Strona:Tajemnica zamku Rodriganda. Nr 23.djvu/20

Z Wikiźródeł, wolnej biblioteki
Ta strona została skorygowana.
—   646   —

— Co, co ci jest, ojcze?
— Patrz tam!
— Stara cyganka — rzekła. — Czego się tak trwożysz?
— O, Madonno! To Carba, ta straszliwa baba!
— Odwagi, mój ojcze! Jesteś przy moim boku. Książę Olsunna nie powinien obawiać się jakiejś tam włóczęgi. Uspokój się. Ja z nią pomówię.
Była to rzeczywiście Carba.
Nie wiedziała, że książę znajduje się tutaj. Przybyła tu z całkiem innej przyczyny. Chciała odwiedzić Gabrillona, strażnika wieży, który był powiernikiem jej tajemnicy.

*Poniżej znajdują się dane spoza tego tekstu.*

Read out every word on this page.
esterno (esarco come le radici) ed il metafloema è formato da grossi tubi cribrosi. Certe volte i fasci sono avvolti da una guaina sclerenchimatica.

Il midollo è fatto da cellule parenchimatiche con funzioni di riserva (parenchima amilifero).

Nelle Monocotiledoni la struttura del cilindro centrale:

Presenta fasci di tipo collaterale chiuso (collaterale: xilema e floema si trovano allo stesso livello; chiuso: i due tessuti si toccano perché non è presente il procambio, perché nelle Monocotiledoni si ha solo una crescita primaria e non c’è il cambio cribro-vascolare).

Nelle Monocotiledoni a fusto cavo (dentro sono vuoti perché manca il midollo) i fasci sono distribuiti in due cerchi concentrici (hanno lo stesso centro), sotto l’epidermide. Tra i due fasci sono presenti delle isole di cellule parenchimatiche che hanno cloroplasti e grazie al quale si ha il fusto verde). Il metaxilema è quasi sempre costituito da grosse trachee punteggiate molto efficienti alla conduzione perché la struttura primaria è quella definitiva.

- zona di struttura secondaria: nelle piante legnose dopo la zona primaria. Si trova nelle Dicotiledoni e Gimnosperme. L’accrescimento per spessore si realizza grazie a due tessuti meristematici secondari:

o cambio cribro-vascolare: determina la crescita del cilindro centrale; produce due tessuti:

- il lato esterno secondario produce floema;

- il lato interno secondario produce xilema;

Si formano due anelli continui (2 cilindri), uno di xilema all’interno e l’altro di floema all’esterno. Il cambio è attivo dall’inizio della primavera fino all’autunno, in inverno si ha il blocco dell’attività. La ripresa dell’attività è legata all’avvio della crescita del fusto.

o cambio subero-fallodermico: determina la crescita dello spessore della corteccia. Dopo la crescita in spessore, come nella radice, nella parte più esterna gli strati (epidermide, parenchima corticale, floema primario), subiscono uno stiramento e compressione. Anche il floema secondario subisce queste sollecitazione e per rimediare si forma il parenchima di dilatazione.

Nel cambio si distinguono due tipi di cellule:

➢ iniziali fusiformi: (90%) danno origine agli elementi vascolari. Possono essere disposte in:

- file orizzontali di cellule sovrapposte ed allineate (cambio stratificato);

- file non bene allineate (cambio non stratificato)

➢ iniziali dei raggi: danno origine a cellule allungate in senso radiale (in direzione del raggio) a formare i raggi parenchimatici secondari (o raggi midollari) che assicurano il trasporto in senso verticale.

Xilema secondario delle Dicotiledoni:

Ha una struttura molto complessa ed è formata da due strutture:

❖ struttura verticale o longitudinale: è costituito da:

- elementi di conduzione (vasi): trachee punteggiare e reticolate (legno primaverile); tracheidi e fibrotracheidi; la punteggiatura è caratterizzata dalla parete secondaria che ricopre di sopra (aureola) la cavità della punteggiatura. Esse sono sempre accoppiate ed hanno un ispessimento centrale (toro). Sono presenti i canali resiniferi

Wzrok jej padł na siedzących przed chatą i mimo woli przystanęła. Poznała księcia i jego córkę. Wyraz radości, a zarazem zemsty zjawił się na jej srodze pomarszczonym obliczu. Nie namyślając się długo, skierowała swe kroki ku domowi, stanęła w pokornej postawie, wyciągnęła rękę i rzekła do Flory:
— Proszę o małe wsparcie dla biednej cyganki, piękna moja panienko! Flora dała jej pięciofrankówkę, nie dając poznać po sobie, że zna cygankę, ojciec jej zaś przymrużył oczy i odwrócił się.
— Dziękuję — rzekła Carba. — Czy mam powróżyć, piękna panieneczko?
— Nie! — odrzekła Flora kategorycznie.
— Dlaczego? Jestem Carba, królowa Gitanów. Potrafię zgadnąć przeszłość i przyszłość. Proszę mi tylko podać rączkę!